Another advantage, Garton added, was that understanding "the tone of a brand is really important and that’s something you pick up from life there".
However, Flint, vice-president for EMEA and Latin America at Verizon Media, said that although in-housing has a future, that does not mean the old agency model is broken.
"In-housing is happening in pockets. It feels like we’re moving back to a full-service model, whether it’s in-house or out-house, because of the demands clients are putting on us," he said. "It is absolutely relevant to media owners – we have to flex and bend to this new approach."
However, Flint clarified that in-housing was focused on changes in digital rather than traditional media.
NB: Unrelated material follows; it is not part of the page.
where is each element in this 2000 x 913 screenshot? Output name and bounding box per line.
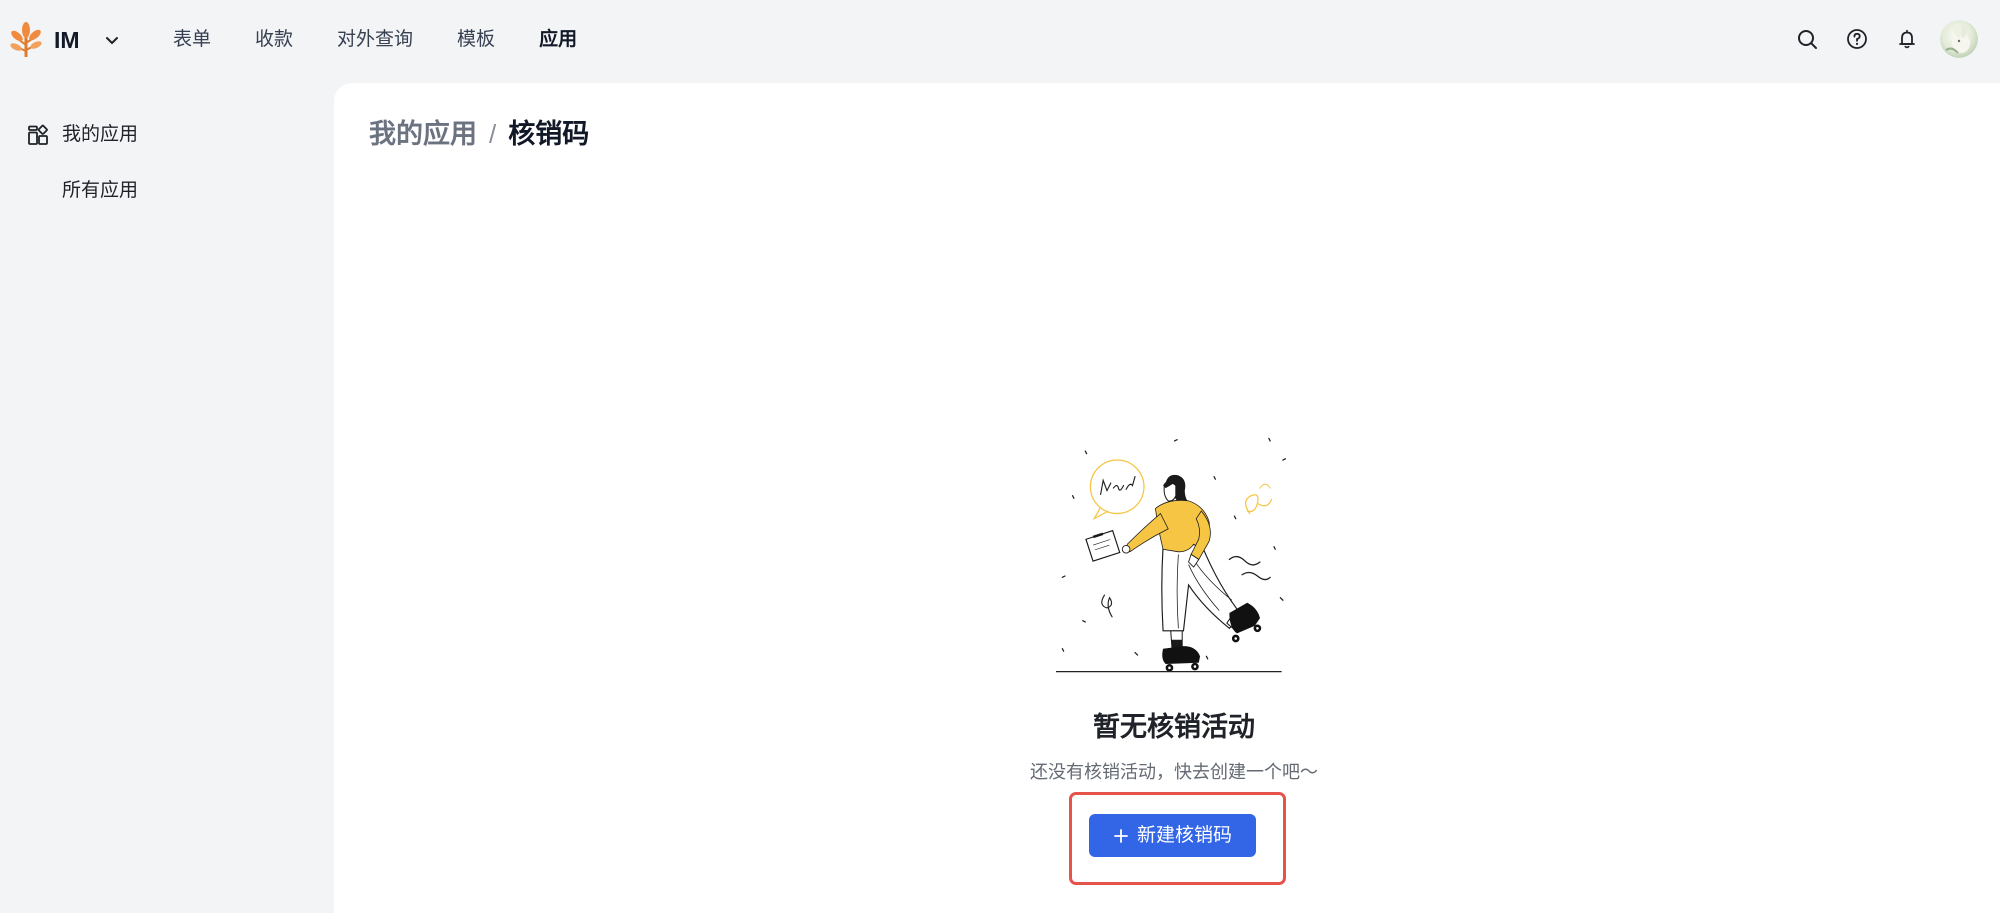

"This is for digital rather than, say, TV," he explained, observing that the industry can tend to cluster around the next big thing, like five-year-olds playing football, at the risk of leaving space in the rest of the pitch.
Flint also cautioned that he didn’t see in-housing working for all clients, and if every brand were to adopt it, it would pose a problem for Verizon Media in terms of meeting clients.
"How do we rep clients in this model? We don’t mind taking a trip to Epsom [where Lexus is based], but there comes a point where if everybody did it, it would become more difficult to facilitate."